HSA21 gene overexpression disrupts mitochondrial balance and accelerates brain aging in DS. T21 leads to the overexpression of multiple HSA21-encoded genes involved in mitochondrial function, including SOD1, APP, RCAN1, NRIP1, SUMO3, DYRK1A, and CBS. These genes collectively affect redox balance, mitochondrial dynamics, and biogenesis. Gene dosage imbalance disrupts mitochondrial homeostasis by increasing reactive oxygen species (ROS), impairing mitophagy, and promoting mitochondrial fragmentation. Mitochondrial bioenergetic dysfunction is marked by reduced mitochondrial membrane potential (MMP, ΔΨm), elevated mtDNA mutations, reduced mtDNA copy number, and decreased OXPHOS efficiency.

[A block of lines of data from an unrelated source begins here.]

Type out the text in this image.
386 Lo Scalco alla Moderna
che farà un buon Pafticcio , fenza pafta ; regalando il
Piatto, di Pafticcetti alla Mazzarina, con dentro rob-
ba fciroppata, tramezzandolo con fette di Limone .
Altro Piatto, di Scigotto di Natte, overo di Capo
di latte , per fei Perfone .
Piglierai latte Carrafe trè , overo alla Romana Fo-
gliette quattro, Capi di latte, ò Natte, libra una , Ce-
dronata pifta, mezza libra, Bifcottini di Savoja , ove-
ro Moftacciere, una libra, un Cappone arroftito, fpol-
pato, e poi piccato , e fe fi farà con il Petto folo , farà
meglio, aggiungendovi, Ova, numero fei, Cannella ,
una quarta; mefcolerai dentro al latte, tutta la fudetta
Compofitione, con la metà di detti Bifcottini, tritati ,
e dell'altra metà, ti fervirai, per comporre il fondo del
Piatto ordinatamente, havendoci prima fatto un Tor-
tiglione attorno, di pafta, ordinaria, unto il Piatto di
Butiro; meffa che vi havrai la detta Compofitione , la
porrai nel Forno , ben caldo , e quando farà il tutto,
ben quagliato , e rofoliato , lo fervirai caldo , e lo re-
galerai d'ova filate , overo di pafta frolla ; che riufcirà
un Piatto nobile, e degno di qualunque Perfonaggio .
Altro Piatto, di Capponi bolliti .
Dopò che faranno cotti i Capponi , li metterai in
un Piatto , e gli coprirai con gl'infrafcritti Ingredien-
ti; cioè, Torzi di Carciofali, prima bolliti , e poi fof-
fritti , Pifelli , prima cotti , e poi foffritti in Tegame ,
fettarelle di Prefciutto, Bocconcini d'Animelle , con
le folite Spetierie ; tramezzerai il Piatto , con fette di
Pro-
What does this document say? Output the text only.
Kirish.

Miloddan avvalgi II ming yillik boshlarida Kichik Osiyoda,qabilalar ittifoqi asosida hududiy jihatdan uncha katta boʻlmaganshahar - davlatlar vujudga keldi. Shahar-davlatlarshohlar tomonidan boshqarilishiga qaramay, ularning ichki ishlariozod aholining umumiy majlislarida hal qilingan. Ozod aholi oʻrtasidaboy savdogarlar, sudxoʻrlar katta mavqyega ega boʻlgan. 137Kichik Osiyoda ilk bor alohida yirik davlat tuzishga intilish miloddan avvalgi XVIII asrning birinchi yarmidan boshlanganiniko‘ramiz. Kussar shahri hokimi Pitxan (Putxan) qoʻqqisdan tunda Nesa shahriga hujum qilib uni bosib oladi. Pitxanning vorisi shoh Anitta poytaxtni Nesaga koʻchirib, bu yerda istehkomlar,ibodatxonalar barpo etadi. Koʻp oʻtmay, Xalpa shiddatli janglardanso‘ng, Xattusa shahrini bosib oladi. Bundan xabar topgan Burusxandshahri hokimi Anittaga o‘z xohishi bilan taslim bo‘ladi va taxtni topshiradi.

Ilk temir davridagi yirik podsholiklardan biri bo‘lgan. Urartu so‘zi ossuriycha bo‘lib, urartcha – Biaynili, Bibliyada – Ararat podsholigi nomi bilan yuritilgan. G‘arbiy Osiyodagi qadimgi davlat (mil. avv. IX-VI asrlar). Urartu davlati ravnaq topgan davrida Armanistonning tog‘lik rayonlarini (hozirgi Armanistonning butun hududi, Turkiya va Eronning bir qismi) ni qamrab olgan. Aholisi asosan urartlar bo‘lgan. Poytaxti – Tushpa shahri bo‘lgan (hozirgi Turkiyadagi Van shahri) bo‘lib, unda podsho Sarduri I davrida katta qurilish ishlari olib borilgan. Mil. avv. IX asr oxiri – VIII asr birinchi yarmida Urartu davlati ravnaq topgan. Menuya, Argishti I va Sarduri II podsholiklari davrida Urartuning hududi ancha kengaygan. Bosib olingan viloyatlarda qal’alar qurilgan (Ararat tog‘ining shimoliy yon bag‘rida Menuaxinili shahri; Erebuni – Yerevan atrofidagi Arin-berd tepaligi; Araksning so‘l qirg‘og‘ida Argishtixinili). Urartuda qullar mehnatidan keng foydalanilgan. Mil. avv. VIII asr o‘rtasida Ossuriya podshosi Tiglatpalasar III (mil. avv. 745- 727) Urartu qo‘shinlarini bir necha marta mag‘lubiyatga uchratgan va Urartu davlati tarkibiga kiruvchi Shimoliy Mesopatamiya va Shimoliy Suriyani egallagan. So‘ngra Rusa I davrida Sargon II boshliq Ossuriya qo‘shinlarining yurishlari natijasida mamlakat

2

These alterations result in ATP depletion and contribute to neurodevelopmental deficits, neurodegeneration, and hallmark features of DS, including early-onset Alzheimer's disease-like pathology. Together, they establish a trajectory of mitochondrial vulnerability that underlies and accelerates brain aging in individuals with DS.

Figure 2.

Early Onset of Cellular Senescence and Neuroinflammation in DS. Mitochondrial dysfunction and ROS drive the premature onset of cellular senescence as early as the prenatal stage, particularly in neural progenitor cells (NPCs). Hallmarks of senescence include heightened lysosomal SA-β-gal activity, genomic instability, elevated p21 expression, severe deficits in antioxidant defenses, mitochondrial impairment, nuclear lamina disruption, telomere shortening, and cell cycle arrest. The accumulation of senescent cells triggers a proinflammatory environment through the senescence-associated secretory phenotype (SASP), leading to chronic neuroinflammation and impaired neurogenesis. This persistent inflammatory state contributes to the progression of brain aging and neurodegeneration in DS.